15 minute settle; 15 minute recirculate; 15 minute run-off; 30-45 minute sparge.  The mash appeared as if it was going to stick when it slowed down to a gentle trickle at the beginning of the recirculation, but it just flowed that way beautifully throughout the sparge.  The beer cleared almost immediately upon recirculate, but I went ahead continued pouring wort back into the lauter tun just to see if it continued to improve.  The added time on the recirculation didn’t seem to make a difference; Dave Miller continues to haunt me.

Boil

Had 7.5 gallons of wort in kettle.  Began hard boil at 3:30 PM and boiled for 90 minutes.  With 45 minutes left in boil I added the Hallertau hops, and with 15 minutes left I added the Saaz and the Irish moss.  I put the chiller in to the kettle with 10 minutes left.

Cold Break

45 minutes to drop from boil to room temp.

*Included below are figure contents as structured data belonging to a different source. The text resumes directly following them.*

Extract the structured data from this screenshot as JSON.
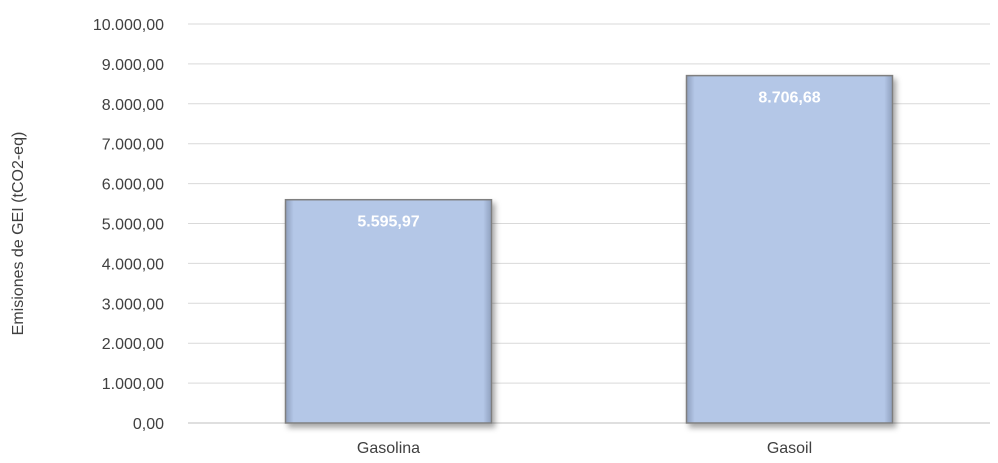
{
  "chart_data": {
    "type": "bar",
    "title": "",
    "xlabel": "",
    "ylabel": "Emisiones de GEI (tCO2-eq)",
    "categories": [
      "Gasolina",
      "Gasoil"
    ],
    "values": [
      5595.97,
      8706.68
    ],
    "data_labels": [
      "5.595,97",
      "8.706,68"
    ],
    "ylim": [
      0,
      10000
    ],
    "y_ticks": [
      0,
      1000,
      2000,
      3000,
      4000,
      5000,
      6000,
      7000,
      8000,
      9000,
      10000
    ],
    "y_tick_labels": [
      "0,00",
      "1.000,00",
      "2.000,00",
      "3.000,00",
      "4.000,00",
      "5.000,00",
      "6.000,00",
      "7.000,00",
      "8.000,00",
      "9.000,00",
      "10.000,00"
    ],
    "grid": true,
    "legend": "none"
  },
  "colors": {
    "bar_fill": "#b4c7e7",
    "bar_edge": "#7f7f7f",
    "grid": "#d9d9d9",
    "axis_line": "#bfbfbf",
    "text": "#404040",
    "data_label": "#ffffff"
  }
}
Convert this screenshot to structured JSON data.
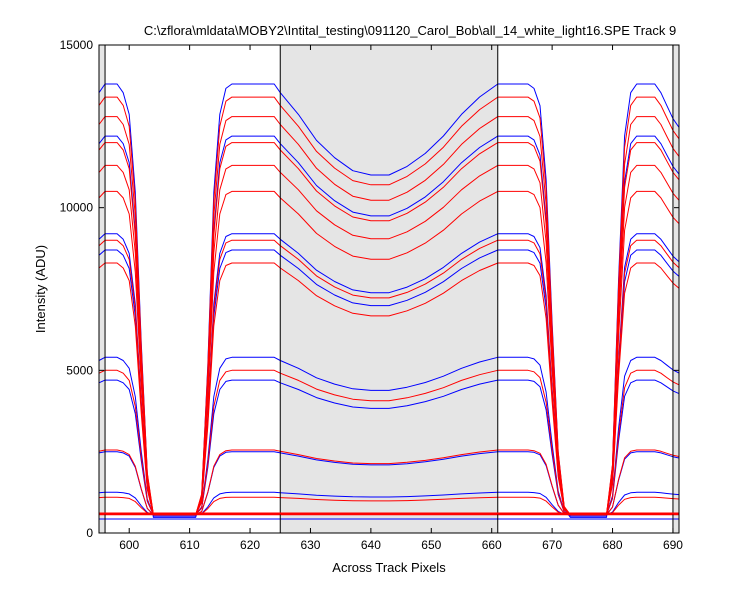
{
  "chart_data": {
    "type": "line",
    "title": "C:\\zflora\\mldata\\MOBY2\\Intital_testing\\091120_Carol_Bob\\all_14_white_light16.SPE    Track 9",
    "xlabel": "Across Track Pixels",
    "ylabel": "Intensity (ADU)",
    "xlim": [
      595,
      691
    ],
    "ylim": [
      0,
      15000
    ],
    "xticks": [
      600,
      610,
      620,
      630,
      640,
      650,
      660,
      670,
      680,
      690
    ],
    "yticks": [
      0,
      5000,
      10000,
      15000
    ],
    "grid": false,
    "legend": "none",
    "colors": {
      "blue": "#0000ff",
      "red": "#ff0000",
      "shade": "#e5e5e5",
      "axis": "#000000"
    },
    "shaded_regions": [
      [
        595,
        596
      ],
      [
        625,
        661
      ],
      [
        690,
        691
      ]
    ],
    "vertical_lines": [
      596,
      625,
      661,
      690
    ],
    "threshold_line": 600,
    "curve_template": {
      "x": [
        595,
        596,
        597,
        598,
        599,
        600,
        601,
        602,
        603,
        604,
        605,
        606,
        607,
        608,
        609,
        610,
        611,
        612,
        613,
        614,
        615,
        616,
        617,
        618,
        619,
        620,
        621,
        622,
        623,
        624,
        625,
        628,
        631,
        634,
        637,
        640,
        643,
        646,
        649,
        652,
        655,
        658,
        661,
        662,
        663,
        664,
        665,
        666,
        667,
        668,
        669,
        670,
        671,
        672,
        673,
        674,
        675,
        676,
        677,
        678,
        679,
        680,
        681,
        682,
        683,
        684,
        685,
        686,
        687,
        688,
        689,
        690,
        691
      ],
      "shape": [
        0.98,
        1.0,
        1.0,
        1.0,
        0.98,
        0.93,
        0.75,
        0.4,
        0.1,
        0.0,
        0.0,
        0.0,
        0.0,
        0.0,
        0.0,
        0.0,
        0.0,
        0.05,
        0.35,
        0.75,
        0.93,
        0.99,
        1.0,
        1.0,
        1.0,
        1.0,
        1.0,
        1.0,
        1.0,
        1.0,
        0.98,
        0.93,
        0.87,
        0.83,
        0.8,
        0.79,
        0.79,
        0.81,
        0.84,
        0.88,
        0.93,
        0.97,
        1.0,
        1.0,
        1.0,
        1.0,
        1.0,
        1.0,
        0.99,
        0.95,
        0.78,
        0.45,
        0.15,
        0.02,
        0.0,
        0.0,
        0.0,
        0.0,
        0.0,
        0.0,
        0.0,
        0.12,
        0.55,
        0.88,
        0.98,
        1.0,
        1.0,
        1.0,
        1.0,
        0.98,
        0.95,
        0.92,
        0.9
      ]
    },
    "series": [
      {
        "color": "blue",
        "base": 480,
        "peak": 13800
      },
      {
        "color": "blue",
        "base": 520,
        "peak": 12200
      },
      {
        "color": "blue",
        "base": 560,
        "peak": 9200
      },
      {
        "color": "blue",
        "base": 560,
        "peak": 8700
      },
      {
        "color": "blue",
        "base": 560,
        "peak": 5400
      },
      {
        "color": "blue",
        "base": 560,
        "peak": 4700
      },
      {
        "color": "blue",
        "base": 560,
        "peak": 2500
      },
      {
        "color": "blue",
        "base": 560,
        "peak": 1250
      },
      {
        "color": "blue",
        "base": 430,
        "peak": 430
      },
      {
        "color": "red",
        "base": 560,
        "peak": 13400
      },
      {
        "color": "red",
        "base": 560,
        "peak": 12800
      },
      {
        "color": "red",
        "base": 560,
        "peak": 12000
      },
      {
        "color": "red",
        "base": 560,
        "peak": 11300
      },
      {
        "color": "red",
        "base": 560,
        "peak": 10500
      },
      {
        "color": "red",
        "base": 560,
        "peak": 9000
      },
      {
        "color": "red",
        "base": 560,
        "peak": 8300
      },
      {
        "color": "red",
        "base": 560,
        "peak": 5000
      },
      {
        "color": "red",
        "base": 560,
        "peak": 2550
      },
      {
        "color": "red",
        "base": 560,
        "peak": 1100
      },
      {
        "color": "red",
        "base": 560,
        "peak": 560
      }
    ]
  }
}
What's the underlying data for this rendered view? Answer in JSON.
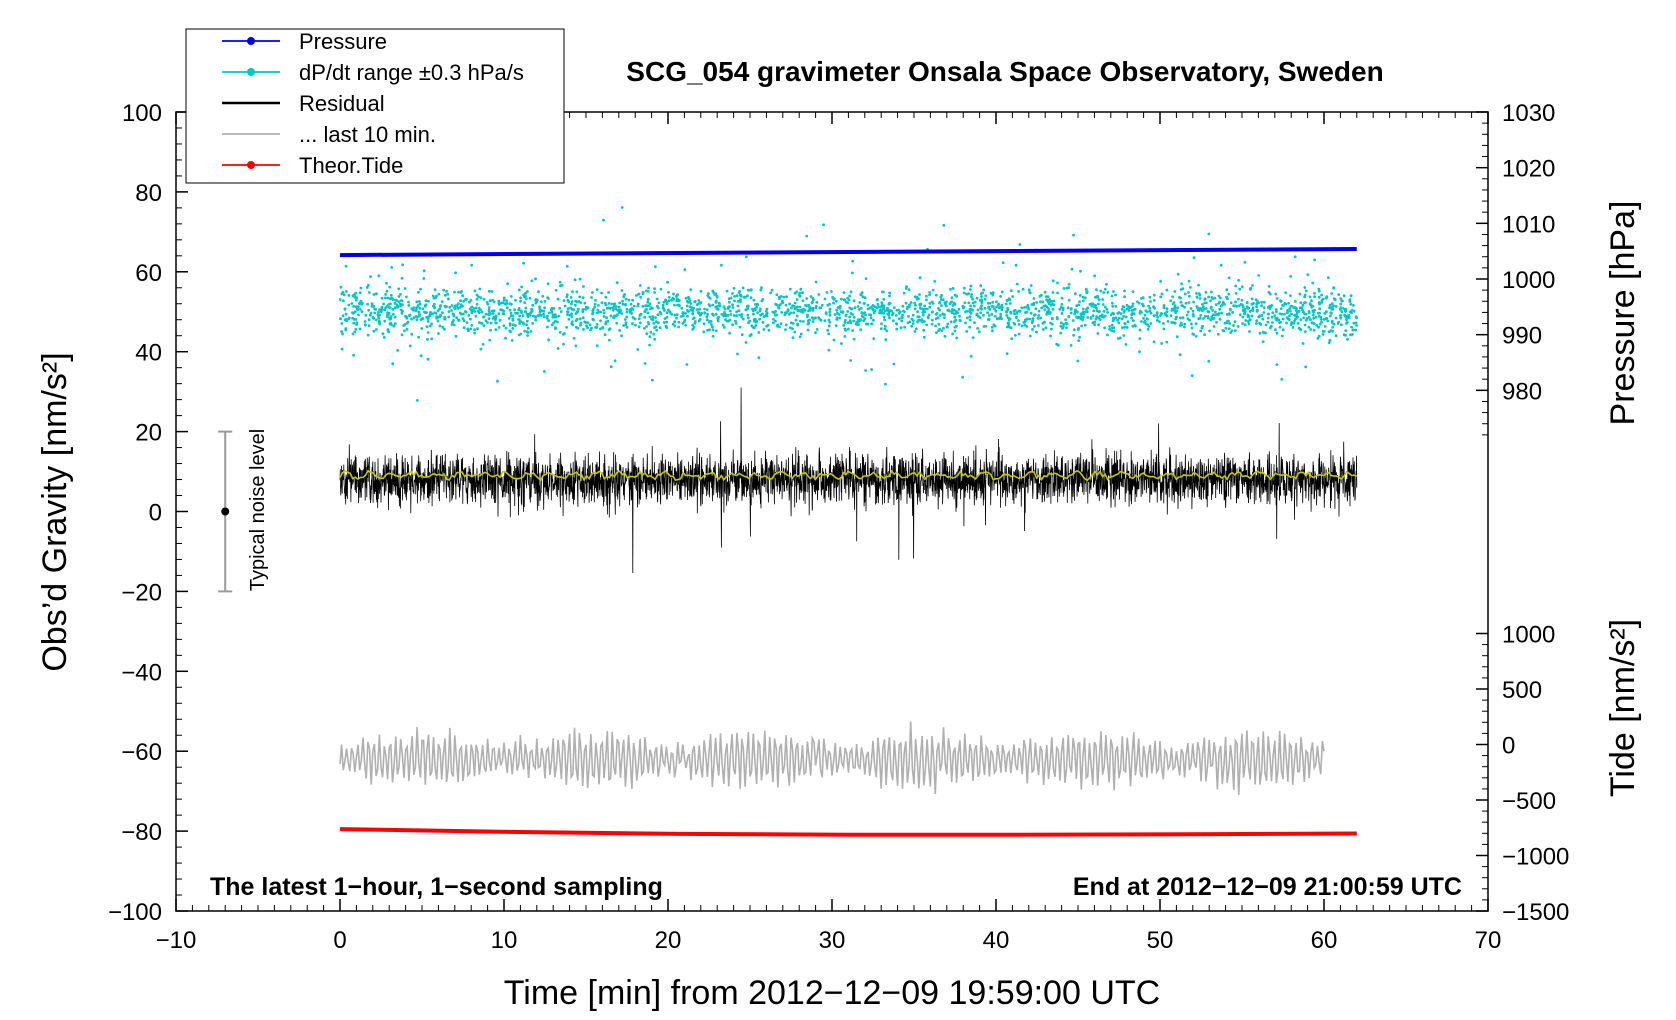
{
  "chart_data": {
    "type": "line",
    "title": "SCG_054 gravimeter Onsala Space Observatory, Sweden",
    "xlabel": "Time [min] from 2012−12−09 19:59:00 UTC",
    "ylabel_left": "Obs’d Gravity [nm/s²]",
    "ylabel_right_top": "Pressure [hPa]",
    "ylabel_right_bottom": "Tide [nm/s²]",
    "xlim": [
      -10,
      70
    ],
    "ylim": [
      -100,
      100
    ],
    "x_ticks": [
      "−10",
      "0",
      "10",
      "20",
      "30",
      "40",
      "50",
      "60",
      "70"
    ],
    "y_ticks": [
      "−100",
      "−80",
      "−60",
      "−40",
      "−20",
      "0",
      "20",
      "40",
      "60",
      "80",
      "100"
    ],
    "pressure_axis": {
      "ticks": [
        "980",
        "990",
        "1000",
        "1010",
        "1020",
        "1030"
      ],
      "range": [
        970,
        1030
      ]
    },
    "tide_axis": {
      "ticks": [
        "−1500",
        "−1000",
        "−500",
        "0",
        "500",
        "1000"
      ],
      "range": [
        -1500,
        1500
      ]
    },
    "legend": [
      {
        "label": "Pressure",
        "color": "#0000ee",
        "style": "line-dot"
      },
      {
        "label": "dP/dt range ±0.3 hPa/s",
        "color": "#00c8c8",
        "style": "line-dot"
      },
      {
        "label": "Residual",
        "color": "#000000",
        "style": "line"
      },
      {
        "label": "... last 10 min.",
        "color": "#b0b0b0",
        "style": "line"
      },
      {
        "label": "Theor.Tide",
        "color": "#ff0000",
        "style": "line-dot"
      }
    ],
    "notes": {
      "left": "The latest 1−hour, 1−second sampling",
      "right": "End at 2012−12−09 21:00:59 UTC"
    },
    "noise_label": "Typical noise level",
    "noise_bar": {
      "x": -7,
      "center": 0,
      "low": -20,
      "high": 20
    },
    "series": [
      {
        "name": "Pressure",
        "color": "#0000ee",
        "x_range": [
          0,
          62
        ],
        "values_hpa": [
          1004.3,
          1005.4
        ]
      },
      {
        "name": "dP/dt range ±0.3 hPa/s",
        "color": "#00c8c8",
        "x_range": [
          0,
          62
        ],
        "center": 50,
        "spread": 10
      },
      {
        "name": "Residual",
        "color": "#000000",
        "x_range": [
          0,
          62
        ],
        "center": 8,
        "spread": 14
      },
      {
        "name": "Residual smoothed",
        "color": "#c8c800",
        "x_range": [
          0,
          62
        ],
        "center": 9
      },
      {
        "name": "... last 10 min.",
        "color": "#b0b0b0",
        "x_range": [
          0,
          60
        ],
        "center": -62,
        "spread": 10
      },
      {
        "name": "Theor.Tide",
        "color": "#ff0000",
        "x_range": [
          0,
          62
        ],
        "values": [
          -79.5,
          -80.2,
          -80.7,
          -80.9,
          -80.9,
          -80.8,
          -80.6
        ]
      }
    ],
    "colors": {
      "pressure": "#0000ee",
      "dpdt": "#00c8c8",
      "residual": "#000000",
      "smooth": "#c8c800",
      "last10": "#b0b0b0",
      "tide": "#ff0000",
      "noisebar": "#999999"
    }
  }
}
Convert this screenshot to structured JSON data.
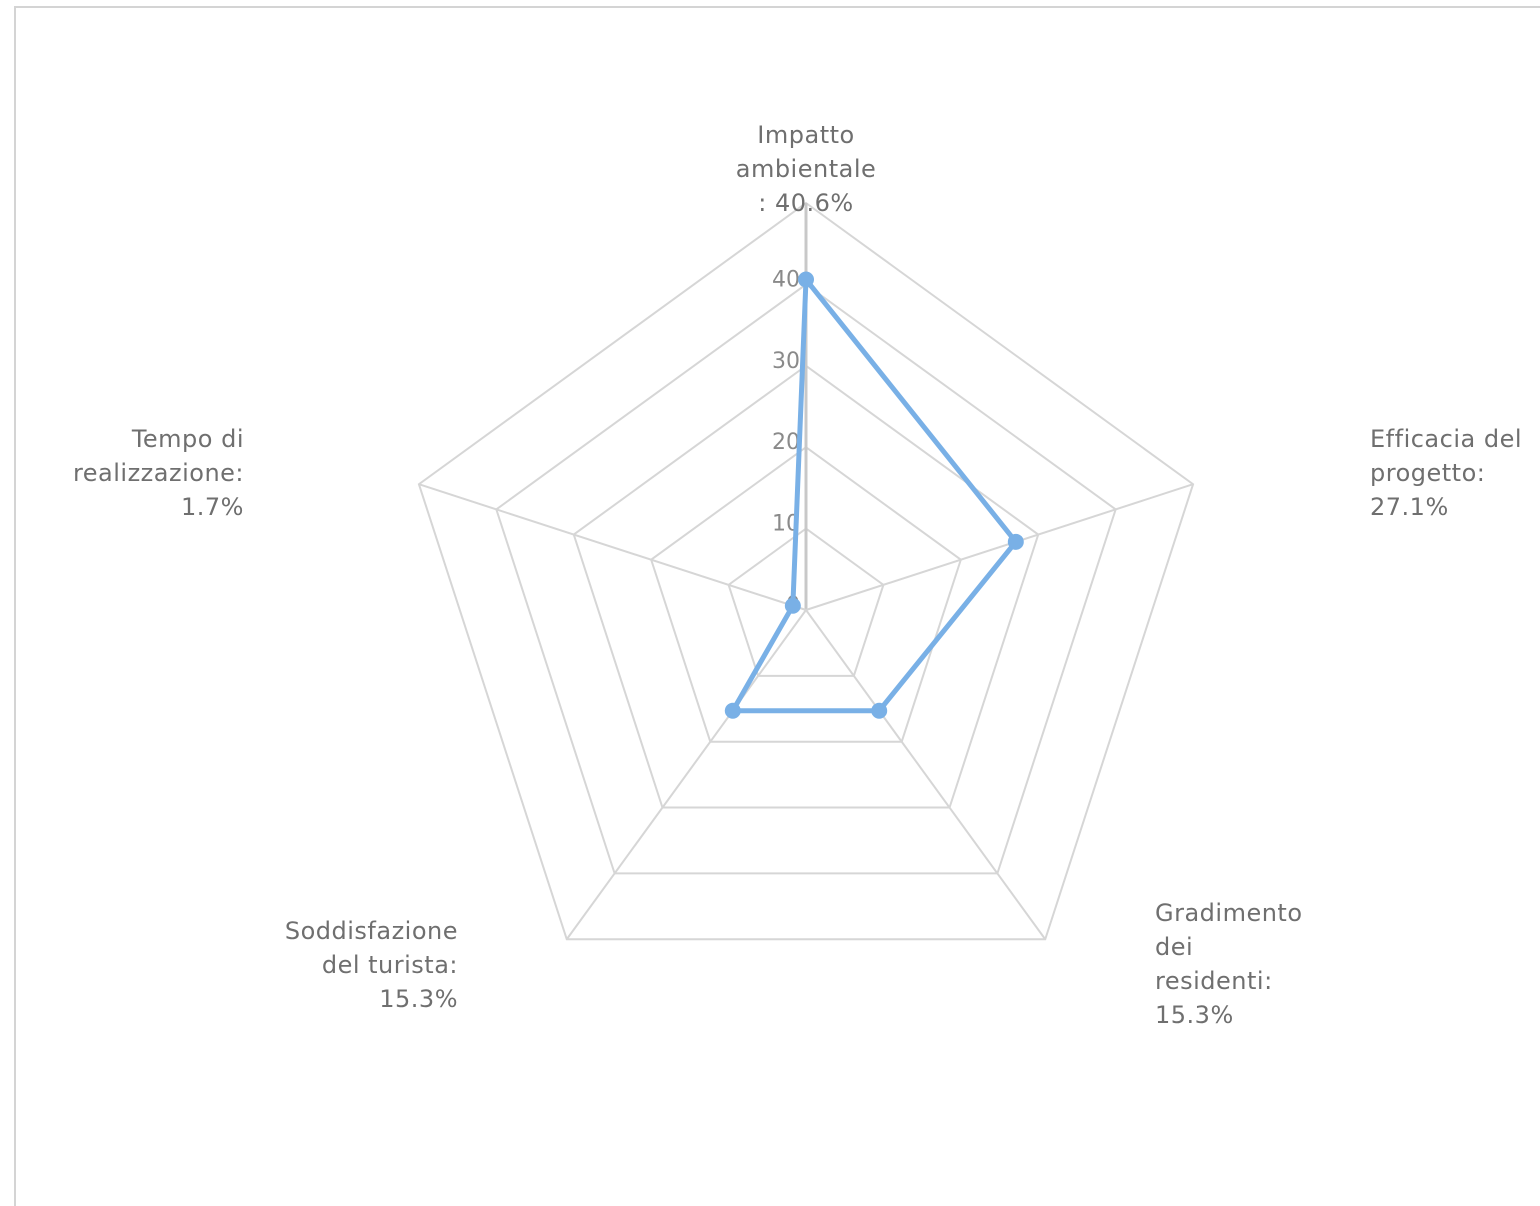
{
  "chart_data": {
    "type": "radar",
    "categories": [
      "Impatto ambientale",
      "Efficacia del progetto",
      "Gradimento dei residenti",
      "Soddisfazione del turista",
      "Tempo di realizzazione"
    ],
    "values": [
      40.6,
      27.1,
      15.3,
      15.3,
      1.7
    ],
    "r_ticks": [
      "0",
      "10",
      "20",
      "30",
      "40"
    ],
    "rlim": [
      0,
      50
    ],
    "grid": true,
    "series_color": "#79b0e6",
    "grid_color": "#d6d6d6",
    "labels": [
      {
        "lines": [
          "Impatto",
          "ambientale",
          ": 40.6%"
        ]
      },
      {
        "lines": [
          "Efficacia del",
          "progetto:",
          "27.1%"
        ]
      },
      {
        "lines": [
          "Gradimento",
          "dei",
          "residenti:",
          "15.3%"
        ]
      },
      {
        "lines": [
          "Soddisfazione",
          "del turista:",
          "15.3%"
        ]
      },
      {
        "lines": [
          "Tempo di",
          "realizzazione:",
          "1.7%"
        ]
      }
    ]
  }
}
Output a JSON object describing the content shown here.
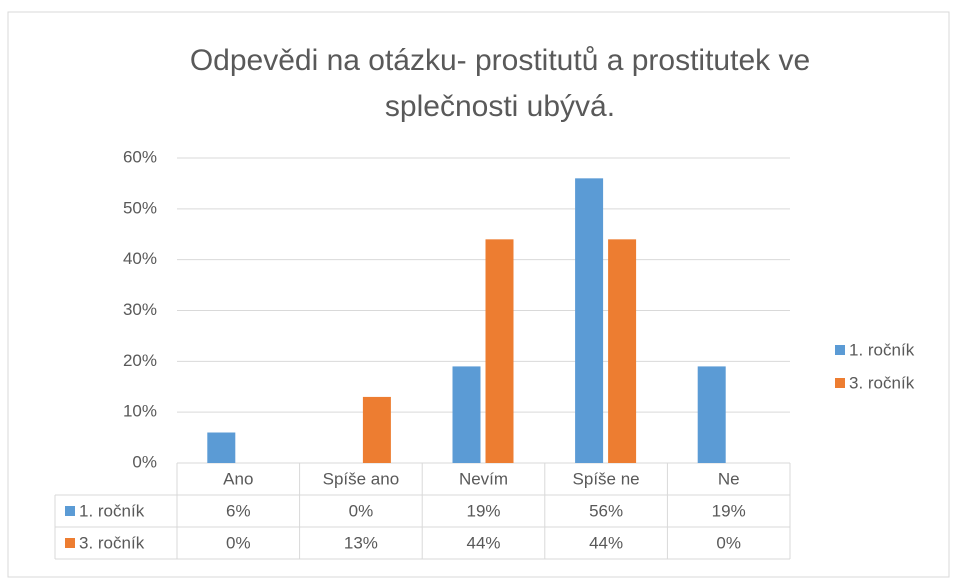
{
  "chart_data": {
    "type": "bar",
    "title": "Odpevědi na otázku- prostitutů a prostitutek ve splečnosti ubývá.",
    "categories": [
      "Ano",
      "Spíše ano",
      "Nevím",
      "Spíše ne",
      "Ne"
    ],
    "series": [
      {
        "name": "1. ročník",
        "color": "#5b9bd5",
        "values": [
          6,
          0,
          19,
          56,
          19
        ],
        "value_labels": [
          "6%",
          "0%",
          "19%",
          "56%",
          "19%"
        ]
      },
      {
        "name": "3. ročník",
        "color": "#ed7d31",
        "values": [
          0,
          13,
          44,
          44,
          0
        ],
        "value_labels": [
          "0%",
          "13%",
          "44%",
          "44%",
          "0%"
        ]
      }
    ],
    "ylim": [
      0,
      60
    ],
    "yticks": [
      {
        "value": 0,
        "label": "0%"
      },
      {
        "value": 10,
        "label": "10%"
      },
      {
        "value": 20,
        "label": "20%"
      },
      {
        "value": 30,
        "label": "30%"
      },
      {
        "value": 40,
        "label": "40%"
      },
      {
        "value": 50,
        "label": "50%"
      },
      {
        "value": 60,
        "label": "60%"
      }
    ],
    "grid": true,
    "legend": "right"
  }
}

I racked only enough to get a sample and poured the rest through a strainer into the primary.  Gravity is at 1.064, which at the time seemed high, but after speaking with Mike and doing a little research, it’s perfect for a high gravity Marzen.

Primary Ferment

I had convinced myself that because of the high starting gravity, I needed to do a yeast starter.  I also noted that after letting the beer settle in the primary, a lot of trub had settled to the bottom.  My plan was to let it settle overnight while the yeast starter got cooking and pitch the following day.  I called Mike to confirm my plan and he basically talked me into just pitching the yeast.  Any advantages I would gain from having a starter would be lost while the wort sat, and he felt the trub was a non-issue and perhaps beneficial to the yeast and/or the final flavor of the beer.  So, I pitched the yeast and am waiting for the first bubbles from the fermenter.

Day 2

No activity this morning.  The test tube of yeast came unrefridgerated in the mail, so it’s possible that the yeast is dead.  If I have no activity by tomorrow, I’ll get more yeast and repitch.

By the afternoon, the smallest of bubbles pushed it’s way through the air lock.  By the evening the bubbles were coming slow, but steady, and I move the primary from upstairs (70 F) to down stairs (61 F).  I would love to get another five degrees colder, but c’est la vie.

Day 3

This morning the marzen has a steady heartbeat.  It seems to like the colder temp and is chugging loudly away.

 Day 4

This morning the heartbeat continues, roughly once every 3 seconds.  I noted last night that while most beers smell good as they escape the air lock, this one isn’t as pleasant.  I’m not sure what this means.  Perhaps the lager yeast is too warm as 61 F.  Perhaps this particular yeast just doesn’t smell great.  Perhaps there’s something wrong with the beer.  There’s not really much that can be done about it, but I thought I would make a note for future reference.  It’s not an awful smell, but it’s not what I expected.  I’ll try to describe it on further review tonight.

Bottled

I checked the gravity on June 12, 2007 and it was 1.012, perfect!  I bottled it without priming.  Collected two 2-liter jugs and 12 24 ounce swing top bottles.  The sample was not great but it was drinkable and the alcohol content should do the trick.